The price action in the currency market over the past 24 hours suggests that foreign exchange traders may have already gone into holiday mode. Intraday trading ranges are beginning to shrink and the performance of the dollar was mixed against the key currencies. For example, the dollar traded higher against the British pound and commodity currencies (AUD, NZD, CAD) but fell against the euro, Japanese Yen and Swiss Franc. Although U.S. equities ended the NY trading session in negative territory, it was off its lows. With the holiday looming in the U.S., forex traders are hesitant about taking the dollar to a fresh year to date low against the euro and Japanese Yen. However the fact that the EUR/USD remains above 1.49 and USD/JPY is trading at a one month low suggests that we could see further losses in the U.S. dollar. Federal Reserve Expects a Jobless Recovery According to the minutes of the November 4th monetary policy meeting, Fed officials have grown increasingly aware of the risks associated with low interest rates and a weak dollar. Some of the FOMC members noted the possibility of negative side effects that might result from very low interest rates such as excessive risk taking in financial markets or an unanchoring of inflation expectations. Although the likelihood of this happening is “relatively low,” they are telling the markets that they will keep an eye on these risks. As for the dollar, so far the Fed believes that the decline is orderly but they are growing wary of the falling dollar’s impact on inflation. In other words, low rates and a weak dollar are not immediate threats, but the Fed is closely watching the effects of these two dynamics on the economy. The risks to growth are roughly balanced with financial market trends supporting the recovery but capital spending is likely to be subdued. Commercial real estate poses a downside risk to their forecast of a stronger economy over the next 2 years. The central bank also released their latest economic forecasts. As indicated by the table below, the Fed revised their growth and inflation forecast upwards and revised their unemployment forecast downward. Unfortunately, the central bank expects unemployment to remain “quiet elevated” throughout the recovery which means that they do not expect to return to the 4 to 5 percent unemployment rates that we enjoyed between 2007 and 2008 within the next 2 years. In other words, the Fed expects a jobless recovery.
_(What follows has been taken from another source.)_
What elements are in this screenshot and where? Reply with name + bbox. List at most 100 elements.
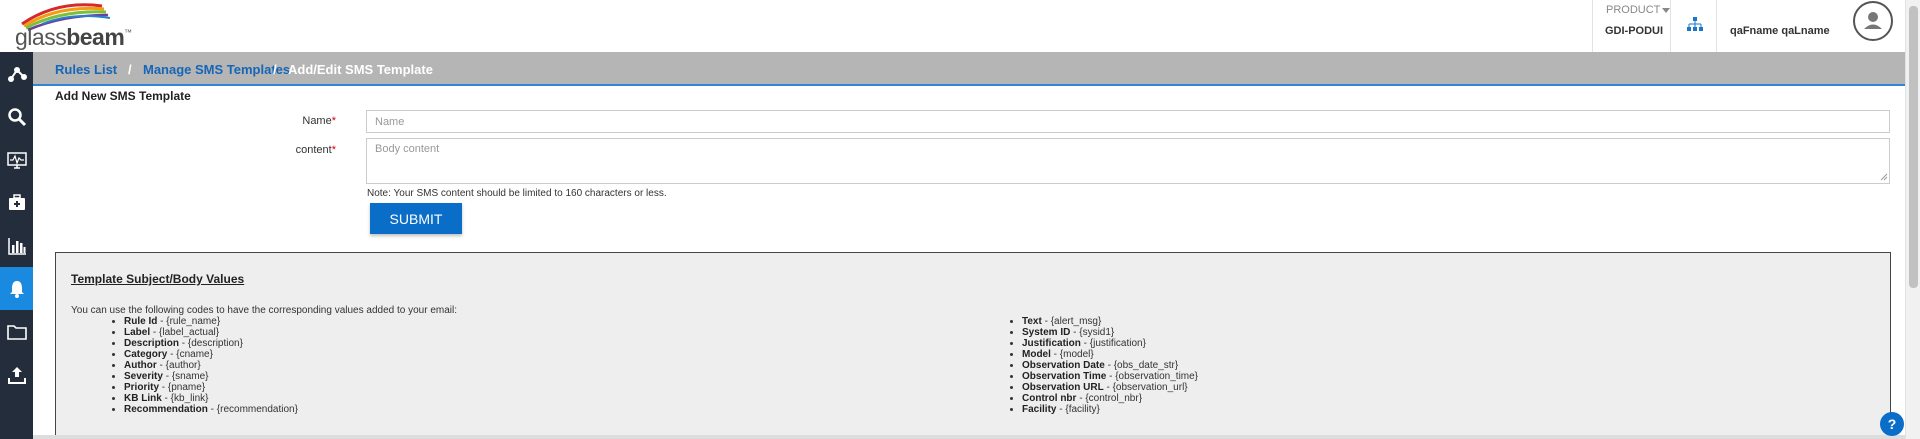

U.S. Economic Data Indicative of Uneven Recovery The latest economic reports confirm the uneven recovery in the U.S. economy. Third quarter GDP was revised from 3.5 to 2.8 percent in the third quarter. Personal consumption took the biggest hit with growth revised to 2.9 percent from 3.4 percent. According to S&P/Case-Shiller, house prices rose for the fifth consecutive month. The house price index stabilized which can still be considered positive. However the Richmond Fed index took a big tumble which suggests that the recovery in the manufacturing sector may be slowing. Consumer confidence edged higher but the Conference Board’s report is at odds with prior sentiment surveys. With the U.S. markets closed on Thursday, Wednesday will be a particularly data heavy day. Personal income, spending, durable goods, PCE, jobless claims, new home sales and the final University of Michigan Consumer Sentiment survey are due for release. Overall, we believe that the odds are skewed towards stronger reports given the rise in retail sales in October and the improvement in the manufacturing ISM survey earlier this month.